You’re getting sick a lot
Whether you’re getting into screaming arguments every day, or you are quietly and secretly stressing about your relationship, your body’s defenses will be down. The fact is that when we are happy, we are healthier. So if you find yourself feeling under the weather regularly, your relationship is probably causing a lot of stress in your life.
You’re giving up your needs
You’re cancelling on your much needed girls nights because he wants you around that night. You’re cancelling an important job interview because he wants you to drive him to his. The right person should make you feel completely comfortable saying, “No,” sometimes, and let you know they will still be there for you. But, when you know your relationship is fragile and could break at any moment, you start giving up more and more of yourself to make it work.
You’re jealous of everything
Him going on a trip, hanging out with friends, or just spending any time away from you. You know if jealousy is in your blood, and if it’s not, but suddenly you’re feeling it all the time, you’re with the wrong person. Again, when you know your relationship is no good, every little thing feels like a threat to it. So, when the two of you are apart, you worry that he may cheat, or even that he just might realize he doesn’t miss you.
You’re being cruel in a way you said you never would be. Yelling, cursing and manipulating just shouldn’t happen in a relationship. If that is happening, then the person you are with taps into your reserves of hate. Yes—hate. You have to feel some of it to go out of your way to hurt somebody.
You’re trying to prove yourself
You feel you need to prove yourself to him. You’re running twice as many miles a day to prove you’re athletic. You’re working overtime nightly to prove you have ambition. You’re slowly killing yourself, to show him you’re of value. But, when you’re with the right person, you don’t feel the need to prove yourself. Whether you’re the CEO of a huge company, or unemployed, they see how you are unique and valuable. They see your value, beneath the material or surface things.
You’re hanging out with friends he doesn’t like, and telling him you’re going to see somebody else.
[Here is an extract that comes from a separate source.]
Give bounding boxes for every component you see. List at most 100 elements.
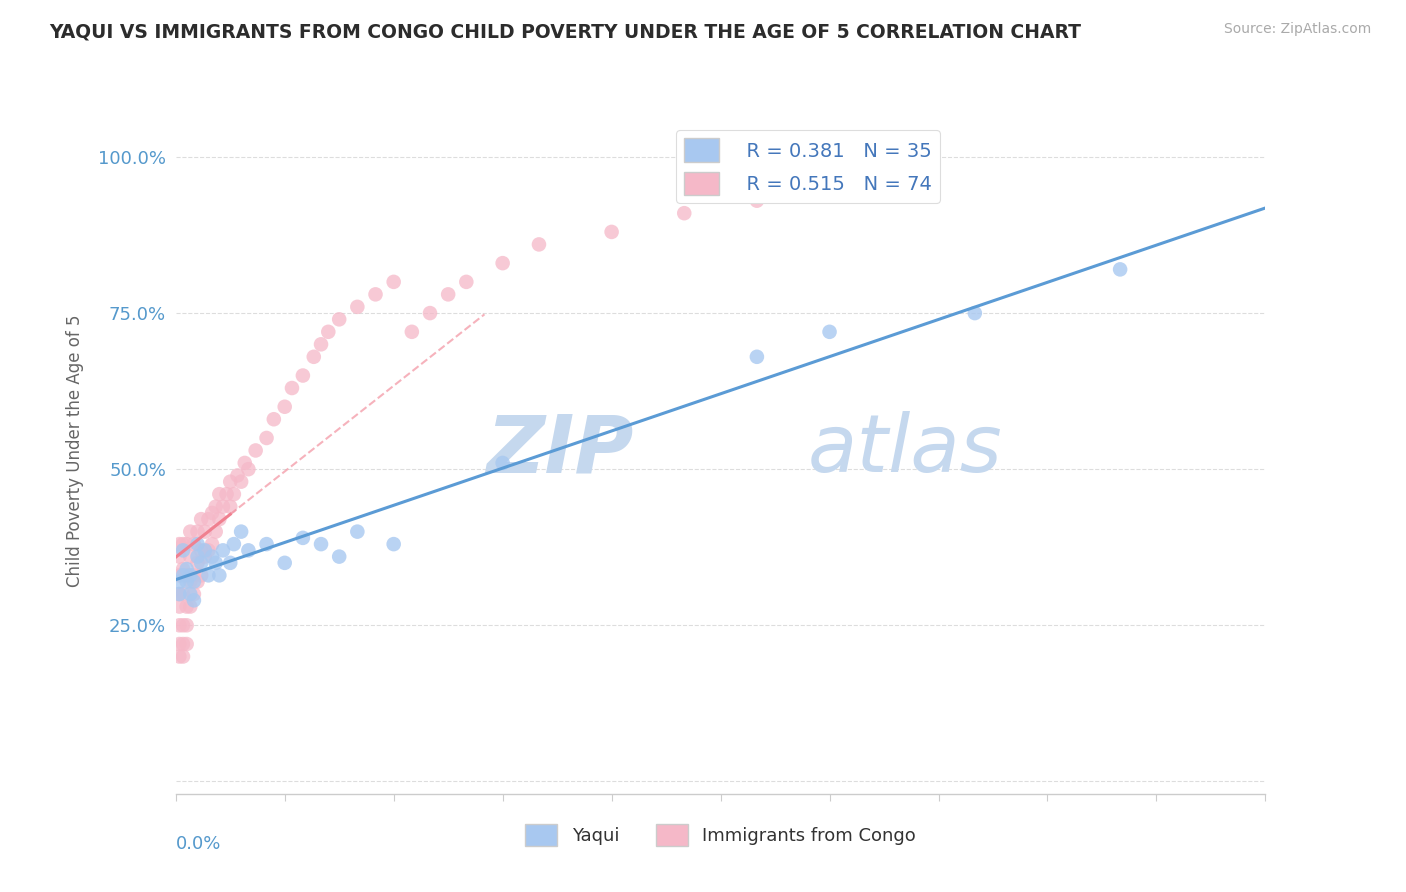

You’re going to a party where your ex will be, and telling your partner you’re going to a work function. You’re either doing this because your partner is highly controlling and you have to lie in order to get to do anything, or you’re doing it because you’re resentful of your partner, and lying to him lets you get a jab at him. Either way, it’s not healthy behavior.
You’re trying to “one up” him
Love should never feel like a competition. Because as soon as it is, that means you are trying to make your partner feel smaller than you. But really, all you and your partner should ever be doing is making the other person feel good about him or herself. A relationship should not be a power struggle. Nobody should be trying to get on top of the other. You should be working every day, to make one another feel on top of the world.
You’re having self-defeatist thoughts
“The odds are against me. Statistics say I won’t succeed. There are thousands of other people that want this job too.” While those thoughts are true, when you’re with the right person, for some reason you just don’t think them. You ignore the odds, the statistics, and the “reality.” When you’re with the right person, you start to believe in miracles. But when you’re with the wrong person, whether it’s because they speak negatively to you, or they drain you, all you start to see is the fact that the odds are against you.